The continuing spread of Ebola has become the most prominent global threat. The number of Ebola cases reported in the current outbreak topped 10,000, with the death toll rising to 4,922. Although three West African countries have suffered the most, the disease has already popped up in the U.S. and Spain. According to a warning issued by the World Health Organization, it was a matter of time before the Ebola pandemic ravaged the world if no effective measures were taken. The World Bank Group recently released a report saying the financial impact of Ebola could reach 32.6 billion dollars by the end of 2015.

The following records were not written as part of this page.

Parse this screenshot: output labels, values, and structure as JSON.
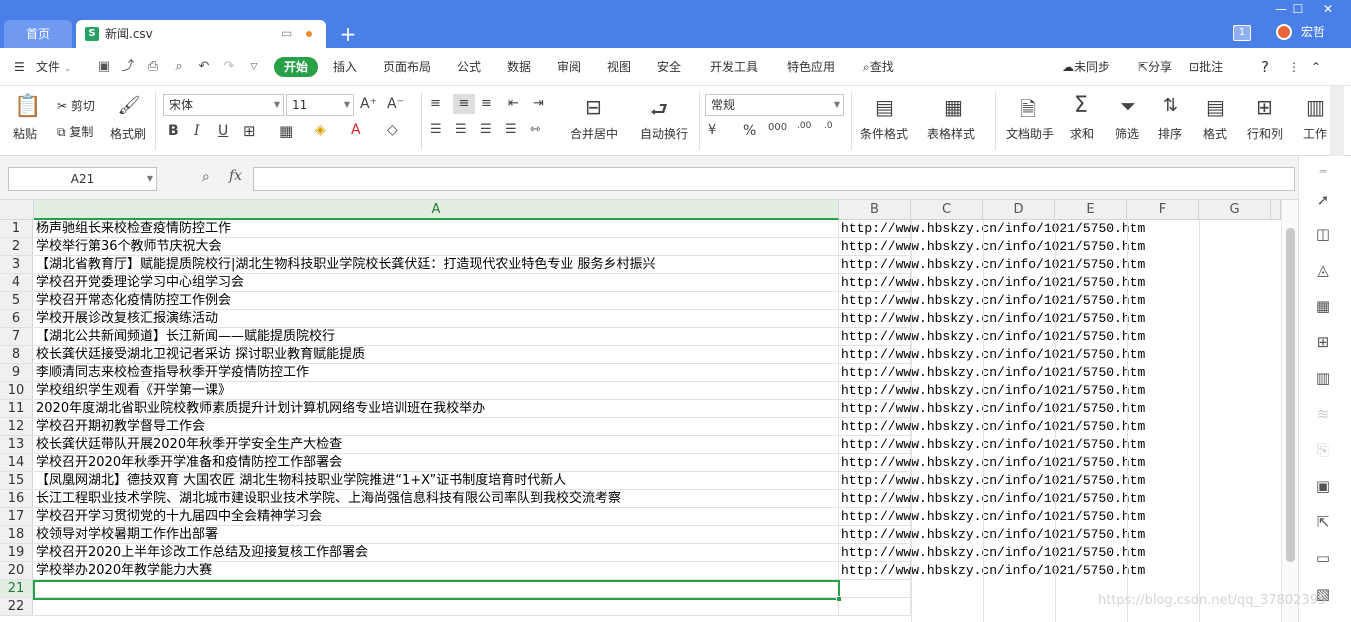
{
  "tabs": {
    "home": "首页",
    "file": "新闻.csv",
    "plus": "+"
  },
  "window": {
    "badge": "1",
    "user": "宏哲",
    "min": "—",
    "max": "☐",
    "close": "✕"
  },
  "menu": {
    "file": "文件",
    "start": "开始",
    "items": [
      "插入",
      "页面布局",
      "公式",
      "数据",
      "审阅",
      "视图",
      "安全",
      "开发工具",
      "特色应用"
    ],
    "search": "查找",
    "sync": "未同步",
    "share": "分享",
    "comment": "批注",
    "help": "?"
  },
  "ribbon": {
    "paste": "粘贴",
    "cut": "剪切",
    "copy": "复制",
    "format_painter": "格式刷",
    "font": "宋体",
    "size": "11",
    "merge": "合并居中",
    "wrap": "自动换行",
    "numfmt": "常规",
    "cond_format": "条件格式",
    "table_style": "表格样式",
    "doc_helper": "文档助手",
    "sum": "求和",
    "filter": "筛选",
    "sort": "排序",
    "format": "格式",
    "rowcol": "行和列",
    "worksheet": "工作"
  },
  "formula": {
    "namebox": "A21",
    "fx": "fx",
    "value": ""
  },
  "columns": [
    "A",
    "B",
    "C",
    "D",
    "E",
    "F",
    "G"
  ],
  "rows": [
    {
      "n": "1",
      "a": "杨声驰组长来校检查疫情防控工作",
      "b": "http://www.hbskzy.cn/info/1021/5750.htm"
    },
    {
      "n": "2",
      "a": "学校举行第36个教师节庆祝大会",
      "b": "http://www.hbskzy.cn/info/1021/5750.htm"
    },
    {
      "n": "3",
      "a": "【湖北省教育厅】赋能提质院校行|湖北生物科技职业学院校长龚伏廷：打造现代农业特色专业 服务乡村振兴",
      "b": "http://www.hbskzy.cn/info/1021/5750.htm"
    },
    {
      "n": "4",
      "a": "学校召开党委理论学习中心组学习会",
      "b": "http://www.hbskzy.cn/info/1021/5750.htm"
    },
    {
      "n": "5",
      "a": "学校召开常态化疫情防控工作例会",
      "b": "http://www.hbskzy.cn/info/1021/5750.htm"
    },
    {
      "n": "6",
      "a": "学校开展诊改复核汇报演练活动",
      "b": "http://www.hbskzy.cn/info/1021/5750.htm"
    },
    {
      "n": "7",
      "a": "【湖北公共新闻频道】长江新闻——赋能提质院校行",
      "b": "http://www.hbskzy.cn/info/1021/5750.htm"
    },
    {
      "n": "8",
      "a": "校长龚伏廷接受湖北卫视记者采访 探讨职业教育赋能提质",
      "b": "http://www.hbskzy.cn/info/1021/5750.htm"
    },
    {
      "n": "9",
      "a": "李顺清同志来校检查指导秋季开学疫情防控工作",
      "b": "http://www.hbskzy.cn/info/1021/5750.htm"
    },
    {
      "n": "10",
      "a": "学校组织学生观看《开学第一课》",
      "b": "http://www.hbskzy.cn/info/1021/5750.htm"
    },
    {
      "n": "11",
      "a": "2020年度湖北省职业院校教师素质提升计划计算机网络专业培训班在我校举办",
      "b": "http://www.hbskzy.cn/info/1021/5750.htm"
    },
    {
      "n": "12",
      "a": "学校召开期初教学督导工作会",
      "b": "http://www.hbskzy.cn/info/1021/5750.htm"
    },
    {
      "n": "13",
      "a": "校长龚伏廷带队开展2020年秋季开学安全生产大检查",
      "b": "http://www.hbskzy.cn/info/1021/5750.htm"
    },
    {
      "n": "14",
      "a": "学校召开2020年秋季开学准备和疫情防控工作部署会",
      "b": "http://www.hbskzy.cn/info/1021/5750.htm"
    },
    {
      "n": "15",
      "a": "【凤凰网湖北】德技双育 大国农匠 湖北生物科技职业学院推进“1+X”证书制度培育时代新人",
      "b": "http://www.hbskzy.cn/info/1021/5750.htm"
    },
    {
      "n": "16",
      "a": "长江工程职业技术学院、湖北城市建设职业技术学院、上海尚强信息科技有限公司率队到我校交流考察",
      "b": "http://www.hbskzy.cn/info/1021/5750.htm"
    },
    {
      "n": "17",
      "a": "学校召开学习贯彻党的十九届四中全会精神学习会",
      "b": "http://www.hbskzy.cn/info/1021/5750.htm"
    },
    {
      "n": "18",
      "a": "校领导对学校暑期工作作出部署",
      "b": "http://www.hbskzy.cn/info/1021/5750.htm"
    },
    {
      "n": "19",
      "a": "学校召开2020上半年诊改工作总结及迎接复核工作部署会",
      "b": "http://www.hbskzy.cn/info/1021/5750.htm"
    },
    {
      "n": "20",
      "a": "学校举办2020年教学能力大赛",
      "b": "http://www.hbskzy.cn/info/1021/5750.htm"
    },
    {
      "n": "21",
      "a": "",
      "b": ""
    },
    {
      "n": "22",
      "a": "",
      "b": ""
    }
  ],
  "watermark": "https://blog.csdn.net/qq_37802395"
}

Ebola has become a significant issue in U.S. domestic politics, as well as foreign policy, with a need for strong international cooperation. The U.S., which suffered its first Ebola fatality, is also threatened by the disease. Four cases are under control while another three people are being treated, but the Ebola panic has gradually gripped the country. Ebola even emerged as a hot-button issue in the run-up to the November 4 midterm elections. President Obama declared the Ebola outbreak a “national security priority”, boosted medical aid to West Africa, sent 3,000 troops to Liberia and proposed a plan of spending up to 1 billion dollar fighting Ebola.
Fighting Ebola also affects China’s national security, interests and image. China and Africa have witnessed a large increase in people-to-people contacts and exchanges. On the one hand, China feels the agony of its African friends and, as a responsible power, will not sit idle. On the other hand, with the wider spread of Ebola, China is also at a serious risk from an Ebola outbreak and thus has the internal momentum to safeguard its national security. China has already sent three rounds of aid to Ebola-stricken countries in April, August and September this year for a total of 234 million yuan. On October 24, Chinese President Xi Jinping announced that China would provide a fourth-round of emergency aid valued at 500 million yuan to African countries for fighting Ebola.
Cooperation between China and the U.S. is necessary, and will also become a tangible reflection of the new type of great power relations. With great influence in the world, both countries have the funds, technology, medical devices and experience needed to fight Ebola. The two countries’ advantages are complementary, which does not only increase the efficiency of the aid, but can also shore up the confidence of the international community. It is obvious that China-U.S. relations in the past year were disrupted by third party factors. Disputes over the South China Sea and East China Sea have worsened the diplomatic climate. Both countries are aware of the importance of China-U.S. relations, which has already gone beyond bilateral dimension and influenced trends in international relations. However, the foundation of China-U.S. cooperation seems a little shaky. China has started its economic transformation while the U.S. has actively promoted its manufacturing, making the two sides less complementary but more competitive; the U.S. has pivoted its strategic priority from anti-terrorism to Asia-Pacific affairs, reducing bilateral cooperation on fighting terrorism while intensifying the geopolitical competition. Building up cooperation has become the most important concern for the two countries. Strategists on both sides have realized that the development of China-U.S. relations in the new era should be motivated by jointly tackling global issues, such as climate change, nuclear nonproliferation and cyber security.
Fighting Ebola should be one of the new areas in which China and the U.S. cooperate with each other. Both countries should maintain the security and development of Africa. The practical actions will prove that third party factors can serve as sources in generating momentum to boom China-U.S. relations and realize a new type of great power relations. The upcoming APEC meetings will provide a new opportunity for bilateral cooperation. Specifically speaking, China and the U.S. could cooperate in the following fields.
First, China and the U.S. should make a joint effort to provide finances, expertise, equipment and experience support to Africa. China could make use of its advantage in infrastructure and equipment manufacturing while the US could provide relevant know-how. China and the U.S. should expand cooperation in public health. The West should be more open-minded towards Chinese medical experience and Chinese pharmaceutical products. It is advisable that both sides strengthen bio-technological exchanges and jointly develop a new vaccine.
Secondly, China and the U.S. should increase cooperation efforts under the framework of international and regional organizations. Both sides should give more support to work by the World Health Organization, African Union and Economic Community of West African States and to provide necessary economic and political support, to help them play a leading role in the fight against Ebola, to improve cooperation framework in international and regional public health management and to provide long-term support to public health development in Africa.
Thirdly, China and the U.S. could consider setting up an ad hoc working group and establishing a new cooperation framework in bilateral public health exchange. At present, although China and the U.S. have had extensive and full-fledged cooperation in education, culture and the like, cooperation in technology and health is yet to be improved. It is advisable that bilateral cooperation in this area be strengthened and incorporated under the framework of China-U.S. People-to-People Exchange.
Fourthly, China and US should promote their experiences in fighting epidemics, such as China’s fight against SARS and U.S. against Ebola and jointly promote Nigeria and other countries’ success story in fighting against Ebola. China and the U.S. could set an example for international cooperation in fighting epidemics and call on developed and developing countries alike to cooperate. Both sides should encourage participation from businesses and society, and in the meantime disseminate knowledge about preventing epidemics like Ebola among the public so as to avoid panic in Africa and the world at large.